Add two numbers without using the plus operator

Problem

Implement a function Add(a, b) that returns the sum of two integers without using the arithmetic + operator (or any direct arithmetic increment/decrement). Use bitwise operations to produce the result.

This is very similar to [Sum of Two Integers](sum-of-two-integers), but here - operator is allowed.

Examples

Example 1

Input: a = 1, b = 2
Output: 3

Example 2

Input: a = -2, b = 3
Output: 1

Solution

Method 1 — Bitwise addition (half-adder style)

We can use half adder solution - [Sum of two numbers using only bitwise operators](sum-of-two-numbers-using-only-bitwise-operators).

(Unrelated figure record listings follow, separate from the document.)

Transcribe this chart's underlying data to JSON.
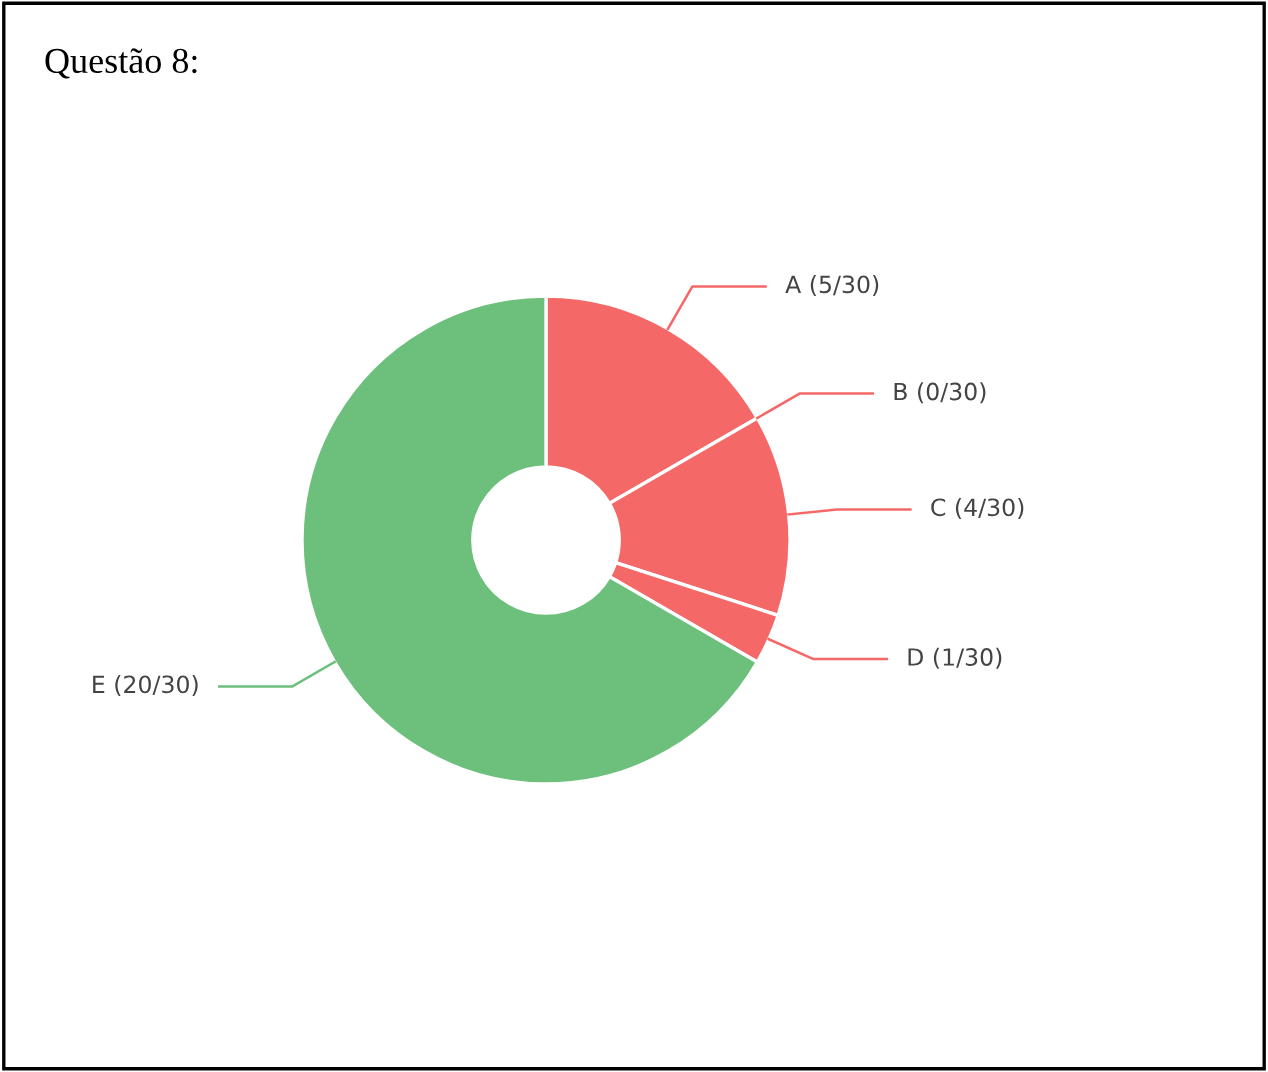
{
  "chart_data": {
    "type": "donut",
    "title": "Questão 8:",
    "categories": [
      "A (5/30)",
      "B (0/30)",
      "C (4/30)",
      "D (1/30)",
      "E (20/30)"
    ],
    "values": [
      5,
      0,
      4,
      1,
      20
    ],
    "colors": [
      "#f46868",
      "#f46868",
      "#f46868",
      "#f46868",
      "#6cc07c"
    ]
  }
}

Method 2 — Using subtraction and negation

Intuition

Adding b to a is equivalent to subtracting the negation of b from a: a + b = a - (-b). If the problem constraint only forbids the + operator (and not - or unary negation), this identity gives a very short alternative.

Approach

1. Compute neg_b = -b using the language's unary negation.
2. Return a - neg_b.

Edge cases:

• This uses the subtraction operator; if the problem forbids all arithmetic operators then this method is not allowed.
• Be cautious of overflow in fixed-width integer types when negating the most-negative value (e.g., INT_MIN).

Code

C++

class Solution {
 public:
  static int add(int a, int b) {
    int neg_b = -b;
    return a - neg_b;
  }
};

Go

package main

func Add(a, b int) int {
  negB := -b
  return a - negB
}

Java

class Solution {
  public static int add(int a, int b) {
    int negB = -b;
    return a - negB;
  }
}

Python

class Solution:
    @staticmethod
    def add(a: int, b: int) -> int:
        neg_b = -b
        return a - neg_b

Complexity

• ⏰ Time complexity: O(1) — constant time arithmetic operations.
• 🧺 Space complexity: O(1) extra space.